Nos últimos anos, temos visto um aumento acentuado no número de divórcios na república. No processo de divórcio, tanto mulheres como crianças são afetadas. Na maioria das vezes, os divórcios terminam com o fato de que um homem tira os filhos de uma jovem e as mulheres praticamente perdem a oportunidade de se comunicar e até mesmo de vê-las. Um costume surge desde os tempos antigos, quando as crianças permanecem em divórcio da família do pai.
Por que eu acho que essa iniciativa é um bom sinal? Na minha opinião, esta é uma tentativa de restaurar a instituição da regulação social das relações familiares. Havia um bom costume na Chechênia: quando as famílias se divorciavam ou estavam à beira do divórcio, geralmente a comunidade mais próxima - parentes, vizinhos e colegas da aldeia - intervinha nesse conflito. Convidaram pessoas respeitadas, conversaram com o marido, com o marido, com a esposa e seus parentes, convenceram-nos. Geralmente isso terminava no fato de que os jovens viviam juntos novamente - muitas vezes até o final de seus dias. A comunidade mais próxima não permitiu um divórcio “fácil”, especialmente em famílias onde há crianças.
Nos últimos anos, há um processo de urbanização e as pessoas vivem mais separadas. Ninguém interfere nos assuntos de uma família, e isso reforça a tendência de se divorciar por razões menores. Por exemplo, na família chechena, a mãe, a mulher mais velha da casa, tem grande autoridade. Por um lado, é bom que as crianças ouçam a mãe e, por outro, a sogra muitas vezes rudemente interfere na vida privada do filho, pode fazer comentários à nora, repreendê-la. Muitas vezes uma jovem não suporta a pressão e procura ajuda do marido, mas ele não pode ir contra a mãe. Neste terreno, muitas vezes brigas. Eu acho que esta é uma razão menor para um divórcio. Essas questões poderiam ser resolvidas diferentemente: para viver separadamente, meu filho fala com a mãe.
A violência, é claro, é uma boa razão para os jovens se separarem. Estamos engajados em projetos para proteger os direitos das mulheres, fortalecer o status das mulheres na sociedade e questões de violência doméstica.
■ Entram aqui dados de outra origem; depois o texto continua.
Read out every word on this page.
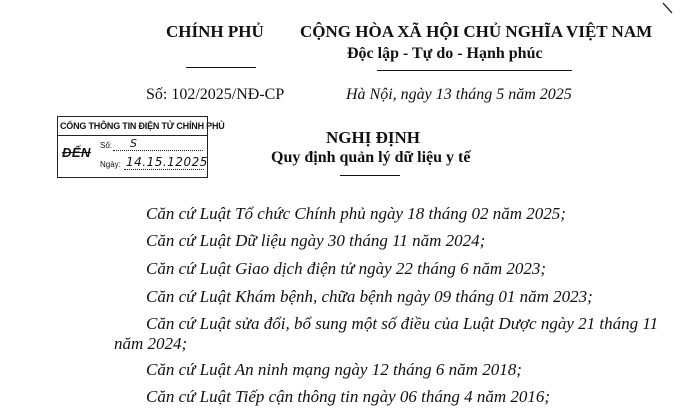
CHÍNH PHỦ CỘNG HÒA XÃ HỘI CHỦ NGHĨA VIỆT NAM
Độc lập - Tự do - Hạnh phúc
Số: 102/2025/NĐ-CP	Hà Nội, ngày 13 tháng 5 năm 2025
CỔNG THÔNG TIN ĐIỆN TỬ CHÍNH PHỦ
ĐẾN Số: S
Ngày: 14.15.12025
NGHỊ ĐỊNH
Quy định quản lý dữ liệu y tế
Căn cứ Luật Tổ chức Chính phủ ngày 18 tháng 02 năm 2025;
Căn cứ Luật Dữ liệu ngày 30 tháng 11 năm 2024;
Căn cứ Luật Giao dịch điện tử ngày 22 tháng 6 năm 2023;
Căn cứ Luật Khám bệnh, chữa bệnh ngày 09 tháng 01 năm 2023;
Căn cứ Luật sửa đổi, bổ sung một số điều của Luật Dược ngày 21 tháng 11
năm 2024;
Căn cứ Luật An ninh mạng ngày 12 tháng 6 năm 2018;
Căn cứ Luật Tiếp cận thông tin ngày 06 tháng 4 năm 2016;
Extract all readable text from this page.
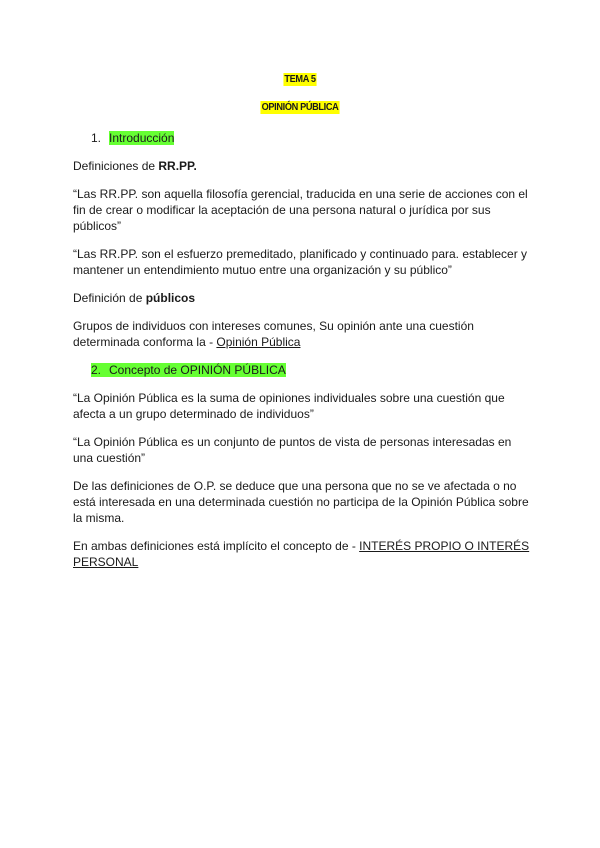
TEMA 5
OPINIÓN PÚBLICA
1. Introducción

Definiciones de RR.PP.

“Las RR.PP. son aquella filosofía gerencial, traducida en una serie de acciones con el fin de crear o modificar la aceptación de una persona natural o jurídica por sus públicos”

“Las RR.PP. son el esfuerzo premeditado, planificado y continuado para. establecer y mantener un entendimiento mutuo entre una organización y su público”

Definición de públicos

Grupos de individuos con intereses comunes, Su opinión ante una cuestión determinada conforma la - Opinión Pública

2. Concepto de OPINIÓN PÚBLICA

“La Opinión Pública es la suma de opiniones individuales sobre una cuestión que afecta a un grupo determinado de individuos”

“La Opinión Pública es un conjunto de puntos de vista de personas interesadas en una cuestión”

De las definiciones de O.P. se deduce que una persona que no se ve afectada o no está interesada en una determinada cuestión no participa de la Opinión Pública sobre la misma.

En ambas definiciones está implícito el concepto de - INTERÉS PROPIO O INTERÉS PERSONAL
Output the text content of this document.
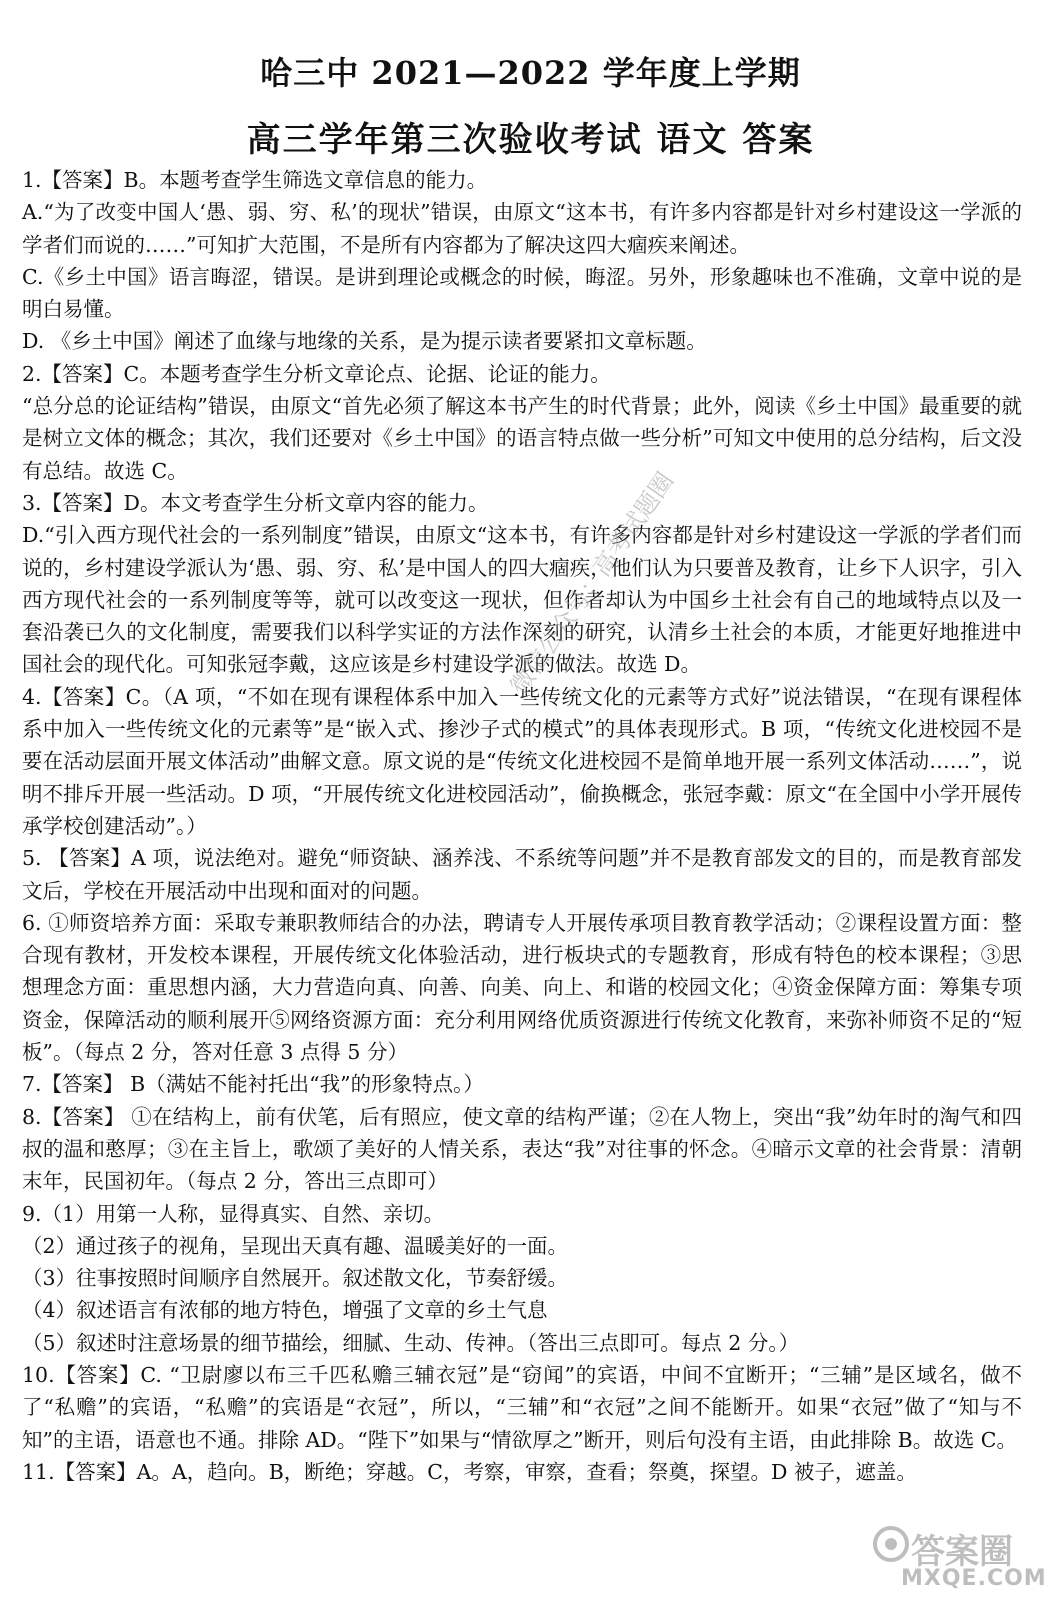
哈三中 2021—2022 学年度上学期
高三学年第三次验收考试 语文 答案

1.【答案】B。本题考查学生筛选文章信息的能力。

A.“为了改变中国人‘愚、弱、穷、私’的现状”错误，由原文“这本书，有许多内容都是针对乡村建设这一学派的学者们而说的……”可知扩大范围，不是所有内容都为了解决这四大痼疾来阐述。

C.《乡土中国》语言晦涩，错误。是讲到理论或概念的时候，晦涩。另外，形象趣味也不准确，文章中说的是明白易懂。

D. 《乡土中国》阐述了血缘与地缘的关系，是为提示读者要紧扣文章标题。

2.【答案】C。本题考查学生分析文章论点、论据、论证的能力。

“总分总的论证结构”错误，由原文“首先必须了解这本书产生的时代背景；此外，阅读《乡土中国》最重要的就是树立文体的概念；其次，我们还要对《乡土中国》的语言特点做一些分析”可知文中使用的总分结构，后文没有总结。故选 C。

3.【答案】D。本文考查学生分析文章内容的能力。

D.“引入西方现代社会的一系列制度”错误，由原文“这本书，有许多内容都是针对乡村建设这一学派的学者们而说的，乡村建设学派认为‘愚、弱、穷、私’是中国人的四大痼疾，他们认为只要普及教育，让乡下人识字，引入西方现代社会的一系列制度等等，就可以改变这一现状，但作者却认为中国乡土社会有自己的地域特点以及一套沿袭已久的文化制度，需要我们以科学实证的方法作深刻的研究，认清乡土社会的本质，才能更好地推进中国社会的现代化。可知张冠李戴，这应该是乡村建设学派的做法。故选 D。

4.【答案】C。（A 项，“不如在现有课程体系中加入一些传统文化的元素等方式好”说法错误，“在现有课程体系中加入一些传统文化的元素等”是“嵌入式、掺沙子式的模式”的具体表现形式。B 项，“传统文化进校园不是要在活动层面开展文体活动”曲解文意。原文说的是“传统文化进校园不是简单地开展一系列文体活动……”，说明不排斥开展一些活动。D 项，“开展传统文化进校园活动”，偷换概念，张冠李戴：原文“在全国中小学开展传承学校创建活动”。）

5. 【答案】A 项，说法绝对。避免“师资缺、涵养浅、不系统等问题”并不是教育部发文的目的，而是教育部发文后，学校在开展活动中出现和面对的问题。

6. ①师资培养方面：采取专兼职教师结合的办法，聘请专人开展传承项目教育教学活动；②课程设置方面：整合现有教材，开发校本课程，开展传统文化体验活动，进行板块式的专题教育，形成有特色的校本课程；③思想理念方面：重思想内涵，大力营造向真、向善、向美、向上、和谐的校园文化；④资金保障方面：筹集专项资金，保障活动的顺利展开⑤网络资源方面：充分利用网络优质资源进行传统文化教育，来弥补师资不足的“短板”。（每点 2 分，答对任意 3 点得 5 分）

7.【答案】 B（满姑不能衬托出“我”的形象特点。）

8.【答案】 ①在结构上，前有伏笔，后有照应，使文章的结构严谨；②在人物上，突出“我”幼年时的淘气和四叔的温和憨厚；③在主旨上，歌颂了美好的人情关系，表达“我”对往事的怀念。④暗示文章的社会背景：清朝末年，民国初年。（每点 2 分，答出三点即可）

9.（1）用第一人称，显得真实、自然、亲切。

（2）通过孩子的视角，呈现出天真有趣、温暖美好的一面。

（3）往事按照时间顺序自然展开。叙述散文化，节奏舒缓。

（4）叙述语言有浓郁的地方特色，增强了文章的乡土气息

（5）叙述时注意场景的细节描绘，细腻、生动、传神。（答出三点即可。每点 2 分。）

10.【答案】C. “卫尉廖以布三千匹私赡三辅衣冠”是“窃闻”的宾语，中间不宜断开；“三辅”是区域名，做不了“私赡”的宾语，“私赡”的宾语是“衣冠”，所以，“三辅”和“衣冠”之间不能断开。如果“衣冠”做了“知与不知”的主语，语意也不通。排除 AD。“陛下”如果与“情欲厚之”断开，则后句没有主语，由此排除 B。故选 C。

11.【答案】A。A，趋向。B，断绝；穿越。C，考察，审察，查看；祭奠，探望。D 被子，遮盖。

微信公众号：高考试题圈
答案圈
MXQE.COM
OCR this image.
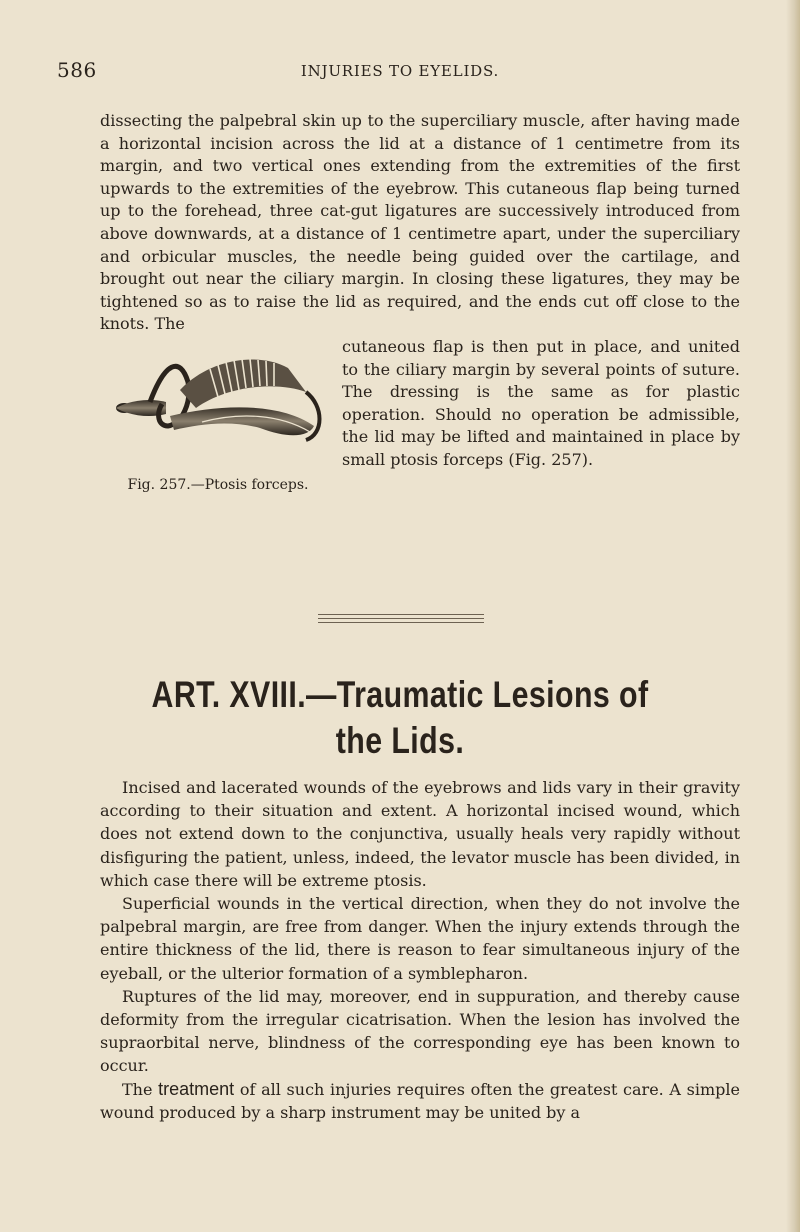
586	INJURIES TO EYELIDS.

dissecting the palpebral skin up to the superciliary muscle, after having made a horizontal incision across the lid at a distance of 1 centimetre from its margin, and two vertical ones extending from the extremities of the first upwards to the extremities of the eyebrow. This cutaneous flap being turned up to the forehead, three cat-gut ligatures are successively introduced from above downwards, at a distance of 1 centimetre apart, under the superciliary and orbicular muscles, the needle being guided over the cartilage, and brought out near the ciliary margin. In closing these ligatures, they may be tightened so as to raise the lid as required, and the ends cut off close to the knots. The

Fig. 257.—Ptosis forceps.

cutaneous flap is then put in place, and united to the ciliary margin by several points of suture. The dressing is the same as for plastic operation. Should no operation be admissible, the lid may be lifted and maintained in place by small ptosis forceps (Fig. 257).

ART. XVIII.—Traumatic Lesions of
the Lids.

Incised and lacerated wounds of the eyebrows and lids vary in their gravity according to their situation and extent. A horizontal incised wound, which does not extend down to the conjunctiva, usually heals very rapidly without disfiguring the patient, unless, indeed, the levator muscle has been divided, in which case there will be extreme ptosis.

Superficial wounds in the vertical direction, when they do not involve the palpebral margin, are free from danger. When the injury extends through the entire thickness of the lid, there is reason to fear simultaneous injury of the eyeball, or the ulterior formation of a symblepharon.

Ruptures of the lid may, moreover, end in suppuration, and thereby cause deformity from the irregular cicatrisation. When the lesion has involved the supraorbital nerve, blindness of the corresponding eye has been known to occur.

The treatment of all such injuries requires often the greatest care. A simple wound produced by a sharp instrument may be united by a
A fim de implementar um programa de reunificação sem violência, o monitoramento familiar e o apoio e a proteção inequívoca da mulher são necessários se a violência ocorrer.
Conversei com os membros da comissão de reagrupamento familiar e eles afirmam que visitam as famílias em casa, fazem telefonemas (na maioria das vezes para a esposa) e, o mais importante, alertam um homem sobre a inadmissibilidade da violência. Portanto, a comissão está sempre presente recinto. Se a questão da inadmissibilidade da violência em uma família reunida é levantada, então esta é uma iniciativa muito boa.
Perguntei aos comissários se eles descobriram as razões do divórcio. Eles afirmam que a causa mais comum é a violência. Entre as razões que eles chamam de Internet: homens reclamam que as mulheres se sentam muito ao telefone, começam uma comunicação que é inaceitável do ponto de vista da mentalidade local. Exatamente o mesmo ressentimento nas mulheres: o marido entra em contato com outras mulheres pela Internet. A desordem social desempenha um papel muito importante, o alcoolismo - o álcool é proibido em nosso país, mas também existem casos desse tipo. A família, nesta fase, é também uma forma de proteção, prevenção de envolver homens e mulheres no radicalismo, em organizações extremistas. Pessoas solitárias, perturbadas e arruinadas são mais frequentemente influenciadas por grupos extremistas.
Temos trabalhado no tópico da cultura do divórcio por um ano e meio. Eles dizem que é mais fácil reconciliar as linhagens do que os cônjuges divorciados e seus parentes. Você não pode fazer uma guerra eterna pelo divórcio; Se você tem um filho, você deve sempre deixar pontes para negociações amigáveis.